Inspired by Rust's Iterator, Result, Option, and DataFrame libraries like Polars, pyochain provide a set of classes with a fluent and declarative API, to work with collections, handle optional values, or manage errors.

Key Features

  • ⛓️ Declarative & fluent chaining — Replace for loops, None checks, and error handling with chainable methods.
  • 🦥 Lazy-first, 🔒 explicit mutabilityIter[T] for lazy, efficient iterations; Seq and Set for immutable data; Vec and SetMut when you need to mutate.
  • Memory efficient - Almost all methods from Iter[T] operate in streaming fashion, and Vec[T] provides in-place methods with more memory efficiency than standard list methods (e.g. x.extend_move(y) won't create intermediate allocations like x.extend(y) followed by y.clear()).
  • 🎯 Result and Option types - Handle None and exceptions in a fluent, explicit way.
  • 🔥 Blazingly fast — Core Option and Result types are written in Rust for minimal overhead, and iterators use functions from cytoolz (Cython) and the stdlib itertools for maximum efficiency.
  • 🛡️ 100% type-safe — Full generic support and autocompletion in your IDE.
  • 📚 Accurate Documentation — Every method is documented and tested with runnable examples. Every code example in the website (or this README) is also tested, ensuring accuracy and reliability.
  • 🔄 Interoperable — Seamlessly convert to/from types with various methods like .into() and .collect(), convert Iterables to Option or Result based on their truthiness, and more.
  • 🐍 Mixins traits — Extend your own classes with the methods in the mixins provided by the traits module.

Installation

uv add pyochain # or pip install pyochain

See the package page on Pypi

Quick Start

Iterations

>>> import pyochain as pc
>>> # Lazy processing with Iter
>>> res: pc.Seq[tuple[int, str]] = (
...     pc.Iter.from_count(1)
...     .filter(lambda x: x % 2 != 0)
...     .map(lambda x: x**2)
...     .take(5)
...     .enumerate()
...     .map_star(lambda idx, value: (idx, str(value)))
...     .collect()
... )
>>> res
Seq((0, '1'), (1, '9'), (2, '25'), (3, '49'), (4, '81'))
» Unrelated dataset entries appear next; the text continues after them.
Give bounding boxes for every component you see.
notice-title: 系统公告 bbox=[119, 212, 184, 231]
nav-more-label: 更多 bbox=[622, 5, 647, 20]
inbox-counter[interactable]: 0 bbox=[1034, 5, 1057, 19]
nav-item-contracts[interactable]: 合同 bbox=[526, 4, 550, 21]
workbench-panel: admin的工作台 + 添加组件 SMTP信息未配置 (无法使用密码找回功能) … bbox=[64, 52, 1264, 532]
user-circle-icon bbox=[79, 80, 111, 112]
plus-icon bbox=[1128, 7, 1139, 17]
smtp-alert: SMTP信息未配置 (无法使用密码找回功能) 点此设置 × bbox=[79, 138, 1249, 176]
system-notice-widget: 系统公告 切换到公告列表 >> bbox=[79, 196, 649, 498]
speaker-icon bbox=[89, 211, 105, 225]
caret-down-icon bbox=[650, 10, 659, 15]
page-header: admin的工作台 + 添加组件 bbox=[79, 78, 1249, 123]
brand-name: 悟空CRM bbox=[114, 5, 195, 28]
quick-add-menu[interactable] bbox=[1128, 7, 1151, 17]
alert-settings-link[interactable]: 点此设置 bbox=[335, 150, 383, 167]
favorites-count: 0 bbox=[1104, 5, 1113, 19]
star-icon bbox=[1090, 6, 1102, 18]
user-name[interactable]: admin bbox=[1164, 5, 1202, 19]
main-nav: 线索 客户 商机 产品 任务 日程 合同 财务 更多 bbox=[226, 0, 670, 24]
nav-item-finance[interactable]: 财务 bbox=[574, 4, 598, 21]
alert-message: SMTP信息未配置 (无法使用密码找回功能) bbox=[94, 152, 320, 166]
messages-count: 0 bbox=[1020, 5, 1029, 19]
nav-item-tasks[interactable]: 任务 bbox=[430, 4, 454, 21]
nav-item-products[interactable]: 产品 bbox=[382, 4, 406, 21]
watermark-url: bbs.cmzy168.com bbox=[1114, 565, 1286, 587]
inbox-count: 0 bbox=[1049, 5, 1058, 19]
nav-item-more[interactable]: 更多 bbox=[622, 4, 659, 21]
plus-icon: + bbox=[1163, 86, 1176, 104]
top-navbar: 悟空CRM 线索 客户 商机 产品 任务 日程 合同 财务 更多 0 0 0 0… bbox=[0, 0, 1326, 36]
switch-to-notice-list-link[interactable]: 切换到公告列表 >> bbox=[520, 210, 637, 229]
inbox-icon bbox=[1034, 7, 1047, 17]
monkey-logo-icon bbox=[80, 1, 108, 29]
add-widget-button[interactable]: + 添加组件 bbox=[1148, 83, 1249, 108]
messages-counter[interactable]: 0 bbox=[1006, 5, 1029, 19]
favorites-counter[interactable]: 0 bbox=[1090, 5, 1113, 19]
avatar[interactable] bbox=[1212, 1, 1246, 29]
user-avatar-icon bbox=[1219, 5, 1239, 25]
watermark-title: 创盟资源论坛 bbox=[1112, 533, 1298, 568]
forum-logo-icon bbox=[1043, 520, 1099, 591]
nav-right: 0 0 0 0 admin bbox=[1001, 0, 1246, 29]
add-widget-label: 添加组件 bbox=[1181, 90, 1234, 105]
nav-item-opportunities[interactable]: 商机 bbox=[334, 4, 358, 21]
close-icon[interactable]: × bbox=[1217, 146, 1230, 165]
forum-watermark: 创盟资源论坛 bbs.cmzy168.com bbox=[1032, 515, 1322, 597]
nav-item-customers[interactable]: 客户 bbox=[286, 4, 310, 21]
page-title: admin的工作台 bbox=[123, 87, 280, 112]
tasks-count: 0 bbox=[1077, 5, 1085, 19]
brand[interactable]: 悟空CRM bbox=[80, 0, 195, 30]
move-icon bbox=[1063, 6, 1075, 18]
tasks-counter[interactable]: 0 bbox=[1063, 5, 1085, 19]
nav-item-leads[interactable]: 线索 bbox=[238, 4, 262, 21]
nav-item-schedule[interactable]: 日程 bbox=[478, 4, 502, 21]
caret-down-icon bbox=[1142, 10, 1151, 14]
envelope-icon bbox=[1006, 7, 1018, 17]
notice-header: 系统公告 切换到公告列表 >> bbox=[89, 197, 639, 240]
For comparison, the above can be written in pure Python as the following (note that Pylance strict will complain because itertools.starmap has not the same overload exhaustiveness as pyochain's Iter.map_star):

>>> import itertools
>>>
>>> res: tuple[tuple[int, str], ...] = tuple(
...     itertools.islice(
...         itertools.starmap(
...             lambda idx, val: (idx, str(val)),
...             enumerate(
...                 map(lambda x: x**2, filter(lambda x: x % 2 != 0, itertools.count(1)))
...             ),
...         ),
...         5,
...     )
... )
>>>
>>> res
((0, '1'), (1, '9'), (2, '25'), (3, '49'), (4, '81'))

Result and Option Types

>>> import pyochain as pc
>>> def divide(a: int, b: int) -> pc.Option[float]:
...     return pc.NONE if b == 0 else pc.Some(a / b)
>>> divide(10, 2)
Some(5.0)
>>> divide (10, 0).unwrap_or(-1.0) # Provide a default value
-1.0
>>> # Convert between Collections -> Option -> Result
>>> data = pc.Seq([1, 2, 3])
>>> data.then_some() # Convert Seq to Option
Some(Seq(1, 2, 3))
>>> data.then_some().map(lambda x: x.sum()).ok_or("No values") # Convert Option to Result
Ok(6)
>>> pc.Seq[int](()).then_some().map(lambda x: x.sum()).ok_or("No values")
Err('No values')
>>> pc.Seq[int](()).then_some().map(lambda x: x.sum()).ok_or("No values").ok() # Get the Option back
NONE

Documentation

For comprehensive guides and examples:

🔍 Types Overview — Roles, comparisons and visual relationships

🔄 Interoperability - Converting between types

📖 Examples & Cookbook — Practical patterns and recipes

📚 Full API Reference — Complete API documentation

Notice on Stability ⚠️

pyochain is currently in early development (< 1.0), and the API may undergo significant changes multiple times before reaching a stable 1.0 release.

Contributing

Want to contribute? Read our contributing guide

Key Dependencies and credits

Most of the computations are done with implementations from, itertools, cytoolz and more-itertools.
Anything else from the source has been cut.